Analysis: Warren Buffett’s favorite metric is addressed in Column R of the Table: Return on Tangible Capital Employed. He thinks anything over 20% for the last fiscal year (lfy) is a good number, and 4 companies meet that standard: MSFT, PG, JNJ, UPS. His second point (that the company is “run by able and honest managers”) is addressed in Morningstar reports (see Column AM) and is negatively impacted by the degree to which managers capitalize their company by issuing long-term bonds instead of common stock (see Column W). Only one company (MSFT) has a BUY rating from Morningstar but 5 have a Debt:Equity ratio less than 1.0 (NKE, MSFT, PG, JNJ, WMT). Mr.
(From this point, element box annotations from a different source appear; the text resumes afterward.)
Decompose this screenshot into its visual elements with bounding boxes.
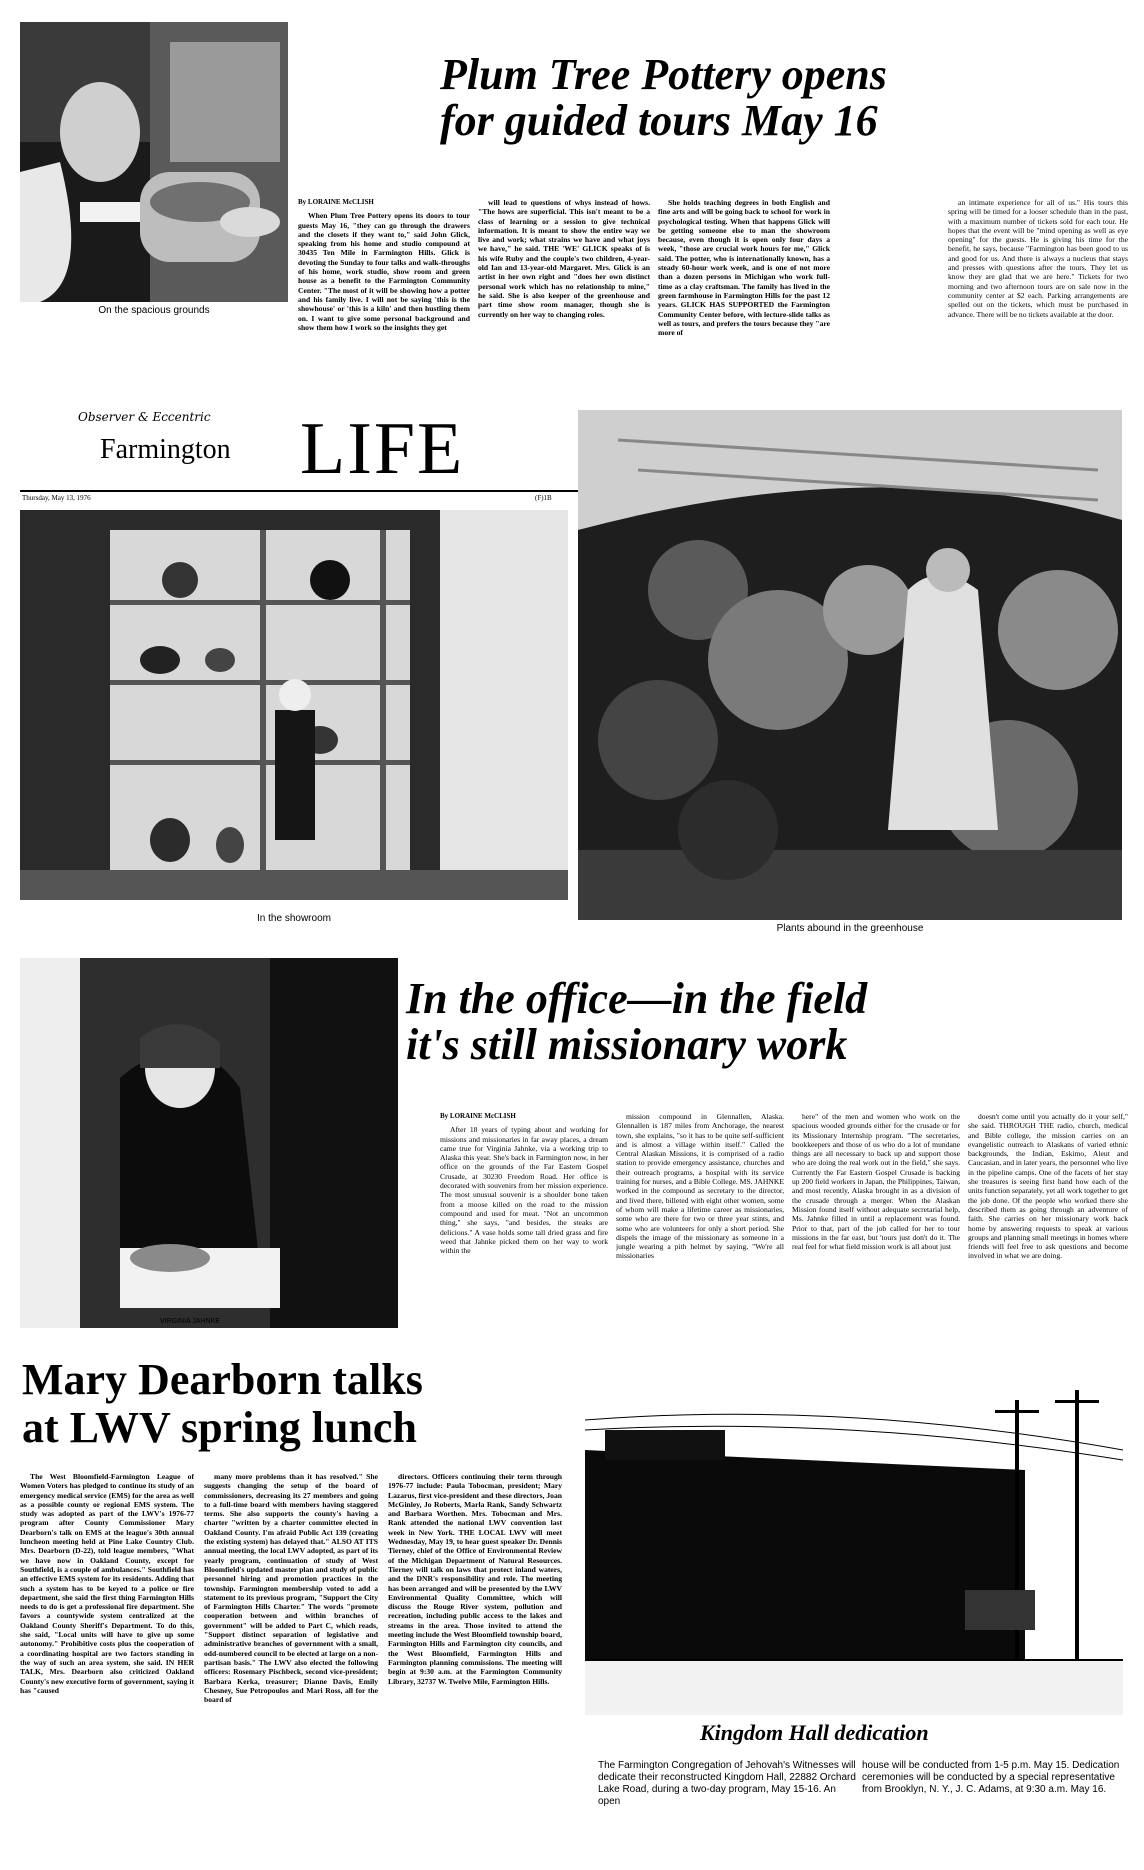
kingdom-hall-col-1: The Farmington Congregation of Jehovah's Witnesses will dedicate their reconstructed Kingdom Hall, 22882 Orchard Lake Road, during a two-day program, May 15-16. An open	[598, 1760, 856, 1807]
caption-greenhouse: Plants abound in the greenhouse	[776, 923, 924, 934]
pottery-col-4	[948, 198, 1128, 388]
masthead-paper-name: Observer & Eccentric	[78, 410, 211, 424]
caption-grounds: On the spacious grounds	[98, 305, 210, 316]
missionary-headline-line2: it's still missionary work	[406, 1020, 848, 1070]
lwv-col-1-text: The West Bloomfield-Farmington League of Women Voters has pledged to continue its study of an emergency medical service (EMS) for the area as well as a possible county or regional EMS system. The study was adopted as part of the LWV's 1976-77 program after County Commissioner Mary Dearborn's talk on EMS at the league's 30th annual luncheon meeting held at Pine Lake Country Club. Mrs. Dearborn (D-22), told league members, "What we have now in Oakland County, except for Southfield, is a couple of ambulances." Southfield has an effective EMS system for its residents. Adding that such a system has to be keyed to a police or fire department, she said the first thing Farmington Hills needs to do is get a professional fire department. She favors a countywide system centralized at the Oakland County Sheriff's Department. To do this, she said, "Local units will have to give up some autonomy." Prohibitive costs plus the cooperation of a coordinating hospital are two factors standing in the way of such an area system, she said. IN HER TALK, Mrs. Dearborn also criticized Oakland County's new executive form of government, saying it has "caused	[20, 1472, 194, 1695]
caption-jahnke: VIRGINIA JAHNKE	[160, 1318, 220, 1325]
missionary-headline	[406, 976, 1126, 1068]
masthead-page: (F)1B	[535, 494, 552, 502]
lwv-col-2	[204, 1472, 378, 1862]
spacious-grounds-photo	[20, 22, 288, 302]
missionary-col-4	[968, 1112, 1128, 1334]
kingdom-hall-col-2: house will be conducted from 1-5 p.m. May 15. Dedication ceremonies will be conducted by a special representative from Brooklyn, N. Y., J. C. Adams, at 9:30 a.m. May 16.	[862, 1760, 1120, 1795]
lwv-headline-line1: Mary Dearborn talks	[22, 1355, 423, 1404]
missionary-col-1-text: After 18 years of typing about and working for missions and missionaries in far away places, a dream came true for Virginia Jahnke, via a working trip to Alaska this year. She's back in Farmington now, in her office on the grounds of the Far Eastern Gospel Crusade, at 30230 Freedom Road. Her office is decorated with souvenirs from her mission experience. The most unusual souvenir is a shoulder bone taken from a moose killed on the road to the mission compound and used for meat. "Not an uncommon thing," she says, "and besides, the steaks are delicious." A vase holds some tall dried grass and fire weed that Jahnke picked them on her way to work within the	[440, 1125, 608, 1256]
masthead-city: Farmington	[100, 434, 231, 465]
missionary-byline: By LORAINE McCLISH	[440, 1112, 516, 1120]
pottery-headline-line2: for guided tours May 16	[440, 96, 878, 146]
caption-showroom: In the showroom	[257, 913, 331, 924]
pottery-col-1	[298, 198, 470, 388]
lwv-col-3	[388, 1472, 562, 1862]
pottery-byline: By LORAINE McCLISH	[298, 198, 374, 206]
masthead-rule	[20, 490, 580, 492]
pottery-col-1-text: When Plum Tree Pottery opens its doors to tour guests May 16, "they can go through the drawers and the closets if they want to," said John Glick, speaking from his home and studio compound at 30435 Ten Mile in Farmington Hills. Glick is devoting the Sunday to four talks and walk-throughs of his home, work studio, show room and green house as a benefit to the Farmington Community Center. "The most of it will be showing how a potter and his family live. I will not be saying 'this is the showhouse' or 'this is a kiln' and then hustling them on. I want to give some personal background and show them how I work so the insights they get	[298, 211, 470, 332]
masthead-date: Thursday, May 13, 1976	[22, 494, 91, 502]
missionary-col-2	[616, 1112, 784, 1334]
missionary-col-3-text: here" of the men and women who work on the spacious wooded grounds either for the crusade or for its Missionary Internship program. "The secretaries, bookkeepers and those of us who do a lot of mundane things are all necessary to back up and support those who are doing the real work out in the field," she says. Currently the Far Eastern Gospel Crusade is backing up 200 field workers in Japan, the Philippines, Taiwan, and most recently, Alaska brought in as a division of the crusade through a merger. When the Alaskan Mission found itself without adequate secretarial help, Ms. Jahnke filled in until a replacement was found. Prior to that, part of the job called for her to tour missions in the far east, but 'tours just don't do it. The real feel for what field mission work is all about just	[792, 1112, 960, 1252]
kingdom-hall-photo	[585, 1360, 1123, 1715]
lwv-headline-line2: at LWV spring lunch	[22, 1402, 417, 1452]
pottery-col-3-text: She holds teaching degrees in both English and fine arts and will be going back to school for work in psychological testing. When that happens Glick will be getting someone else to man the showroom because, even though it is open only four days a week, "those are crucial work hours for me," Glick said. The potter, who is internationally known, has a steady 60-hour work week, and is one of not more than a dozen persons in Michigan who work full-time as a clay craftsman. The family has lived in the green farmhouse in Farmington Hills for the past 12 years. GLICK HAS SUPPORTED the Farmington Community Center before, with lecture-slide talks as well as tours, and prefers the tours because they "are more of	[658, 198, 830, 338]
missionary-col-4-text: doesn't come until you actually do it your self," she said. THROUGH THE radio, church, medical and Bible college, the mission carries on an evangelistic outreach to Alaskans of varied ethnic backgrounds, the Indian, Eskimo, Aleut and Caucasian, and in later years, the personnel who live in the pipeline camps. One of the facets of her stay she treasures is seeing first hand how each of the units function separately, yet all work together to get the job done. Of the people who worked there she described them as going through an adventure of faith. She carries on her missionary work back home by answering requests to speak at various groups and planning small meetings in homes where friends will feel free to ask questions and become involved in what we are doing.	[968, 1112, 1128, 1261]
missionary-col-1	[440, 1112, 608, 1334]
pottery-headline	[440, 52, 1080, 144]
pottery-col-2	[478, 198, 650, 388]
pottery-col-3	[658, 198, 830, 388]
pottery-col-4-text: an intimate experience for all of us." His tours this spring will be timed for a looser schedule than in the past, with a maximum number of tickets sold for each tour. He hopes that the event will be "mind opening as well as eye opening" for the guests. He is giving his time for the benefit, he says, because "Farmington has been good to us and good for us. And there is always a nucleus that stays and presses with questions after the tours. They let us know they are glad that we are here." Tickets for two morning and two afternoon tours are on sale now in the community center at $2 each. Parking arrangements are spelled out on the tickets, which must be purchased in advance. There will be no tickets available at the door.	[948, 198, 1128, 319]
pottery-col-2-text: will lead to questions of whys instead of hows. "The hows are superficial. This isn't meant to be a class of learning or a session to give technical information. It is meant to show the entire way we live and work; what strains we have and what joys we have," he said. THE 'WE' GLICK speaks of is his wife Ruby and the couple's two children, 4-year-old Ian and 13-year-old Margaret. Mrs. Glick is an artist in her own right and "does her own distinct personal work which has no relationship to mine," he said. She is also keeper of the greenhouse and part time show room manager, though she is currently on her way to changing roles.	[478, 198, 650, 319]
virginia-jahnke-photo	[20, 958, 398, 1328]
masthead-section: LIFE	[300, 408, 465, 490]
lwv-col-3-text: directors. Officers continuing their term through 1976-77 include: Paula Tobocman, president; Mary Lazarus, first vice-president and these directors, Joan McGinley, Jo Roberts, Marla Rank, Sandy Schwartz and Barbara Worthen. Mrs. Tobocman and Mrs. Rank attended the national LWV convention last week in New York. THE LOCAL LWV will meet Wednesday, May 19, to hear guest speaker Dr. Dennis Tierney, chief of the Office of Environmental Review of the Michigan Department of Natural Resources. Tierney will talk on laws that protect inland waters, and the DNR's responsibility and role. The meeting has been arranged and will be presented by the LWV Environmental Quality Committee, which will discuss the Rouge River system, pollution and recreation, including public access to the lakes and streams in the area. Those invited to attend the meeting include the West Bloomfield township board, Farmington Hills and Farmington city councils, and the West Bloomfield, Farmington Hills and Farmington planning commissions. The meeting will begin at 9:30 a.m. at the Farmington Community Library, 32737 W. Twelve Mile, Farmington Hills.	[388, 1472, 562, 1686]
lwv-headline	[22, 1356, 562, 1451]
greenhouse-photo	[578, 410, 1122, 920]
kingdom-hall-title: Kingdom Hall dedication	[700, 1720, 929, 1745]
missionary-headline-line1: In the office—in the field	[406, 974, 868, 1023]
missionary-col-3	[792, 1112, 960, 1334]
missionary-col-2-text: mission compound in Glennallen, Alaska. Glennallen is 187 miles from Anchorage, the nearest town, she explains, "so it has to be quite self-sufficient and is almost a village within itself." Called the Central Alaskan Missions, it is comprised of a radio station to provide emergency assistance, churches and their outreach programs, a hospital with its service training for nurses, and a Bible College. MS. JAHNKE worked in the compound as secretary to the director, and lived there, billeted with eight other women, some of whom will make a lifetime career as missionaries, some who are there for two or three year stints, and some who are volunteers for only a short period. She dispels the image of the missionary as someone in a jungle wearing a pith helmet by saying, "We're all missionaries	[616, 1112, 784, 1261]
lwv-col-1	[20, 1472, 194, 1862]
lwv-col-2-text: many more problems than it has resolved." She suggests changing the setup of the board of commissioners, decreasing its 27 members and going to a full-time board with members having staggered terms. She also supports the county's having a charter "written by a charter committee elected in Oakland County. I'm afraid Public Act 139 (creating the existing system) has delayed that." ALSO AT ITS annual meeting, the local LWV adopted, as part of its yearly program, continuation of study of West Bloomfield's updated master plan and study of public personnel hiring and promotion practices in the township. Farmington membership voted to add a statement to its previous program, "Support the City of Farmington Hills Charter." The words "promote cooperation between and within branches of government" will be added to Part C, which reads, "Support distinct separation of legislative and administrative branches of government with a small, odd-numbered council to be elected at large on a non-partisan basis." The LWV also elected the following officers: Rosemary Pischbeck, second vice-president; Barbara Kerka, treasurer; Dianne Davis, Emily Chesney, Sue Petropoulos and Mari Ross, all for the board of	[204, 1472, 378, 1705]
pottery-headline-line1: Plum Tree Pottery opens	[440, 50, 887, 99]
showroom-photo	[20, 510, 568, 900]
Buffett has also stated that a high Free Cash Flow Yield (Column I) reflects good management because Retained Earnings allow the company to expand (or pay down debt) at zero cost. 10 companies (NKE, UNP, MSFT, PG, JNJ, KO, JPM, WMT, UPS, CAT) have Free Cash Flow remaining after dividends. His third point (that the stock be available “at a sensible price”) is addressed by the 1-yr and 5-yr Forward PEG ratios (see Columns M and N): Only one company has PEGs under 2.0 at both time points (CAT). MSFT is cited 4 times.
Bottom Line: Dollar-cost averaging, over time, prevents you from either overpaying or underpaying for building a position. It does this by forcing you to buy shares when to do so appears unwise. By doing so, you get a larger number of shares for your monthly investment than would otherwise be the case.
Risk Rating: 5 (where 10-yr US Treasury Notes = 1, S&P 500 Index = 5, and gold bullion = 10)
Full Disclosure: I dollar-average into all 11 companies.